Arab, Muslim leaders meet in Saudi Arabia for talks on regional wars

RIYADH: Arab and Muslim leaders have begun arriving in Saudi Arabia for a summit scheduled for Monday that will focus on Israel’s wars in Gaza and Lebanon, Saudi state media said.

The Saudi foreign ministry announced the summit in late October during the first meeting of an “international alliance” pushing for a two-state solution to the Israeli-Palestinian conflict.
Attendees will “discuss the continued Israeli aggression on the Palestinian territories and the Lebanese Republic, and the current developments in the region,” the official Saudi Press Agency said on Sunday.

It comes one year after a similar gathering in Riyadh of the Cairo-based Arab League and the Jeddah-based Organisation of Islamic Cooperation (OIC) during which leaders condemned Israeli forces’ actions in Gaza as “barbaric”.
The Saudi state-affiliated Al Ekhbariya news channel broadcast footage on Sunday of Nigerian President Bola Tinubu and Lebanese Prime Minister Najib Mikati landing in Riyadh.
Pakistani Prime Minister Shehbaz Sharif was also scheduled to attend, the Pakistani foreign ministry said last week, adding that he planned to call for “an immediate end to the genocide in Gaza” and the “immediate cessation of the ongoing Israeli adventurism in the region”.

The 57-member OIC and 22-member Arab League include countries which recognise Israel and those firmly opposed to its regional integration.

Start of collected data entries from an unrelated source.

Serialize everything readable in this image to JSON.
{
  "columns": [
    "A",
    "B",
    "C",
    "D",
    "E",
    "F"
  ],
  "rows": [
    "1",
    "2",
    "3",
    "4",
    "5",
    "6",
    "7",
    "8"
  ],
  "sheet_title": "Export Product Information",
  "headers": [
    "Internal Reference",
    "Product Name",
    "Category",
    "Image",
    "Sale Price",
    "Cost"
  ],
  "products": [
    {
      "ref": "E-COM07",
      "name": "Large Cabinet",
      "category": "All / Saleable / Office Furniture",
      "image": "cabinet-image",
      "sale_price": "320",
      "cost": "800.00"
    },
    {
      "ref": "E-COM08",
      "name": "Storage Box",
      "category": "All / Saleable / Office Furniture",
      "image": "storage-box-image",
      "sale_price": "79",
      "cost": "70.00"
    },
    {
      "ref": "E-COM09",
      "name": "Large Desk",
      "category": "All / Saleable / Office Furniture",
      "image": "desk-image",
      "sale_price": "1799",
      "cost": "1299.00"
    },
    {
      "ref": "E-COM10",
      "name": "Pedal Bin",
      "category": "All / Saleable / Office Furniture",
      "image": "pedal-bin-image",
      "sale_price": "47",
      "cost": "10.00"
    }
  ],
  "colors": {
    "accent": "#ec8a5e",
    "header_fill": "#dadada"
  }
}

Last year’s summit in Riyadh saw disagreement on measures like severing economic and diplomatic ties with Israel and disrupting its oil supplies.
The war in Gaza erupted with Hamas’s unprecedented attack on southern Israel on October 7 last year, which resulted in 1,206 deaths, mostly civilians, according to an AFP tally of Israeli official figures.

Israel’s retaliatory campaign has killed more than 43,600 people in Gaza, most of them civilians, according to data from the Hamas-run territory’s health ministry that the United Nations considers reliable.

Lebanon-based Hezbollah, which like Hamas is backed by Iran, began firing on Israel after the October 7 attack. The regular cross-border exchanges escalated in late September when Israel intensified its air strikes before sending ground troops into southern Lebanon against Hezbollah.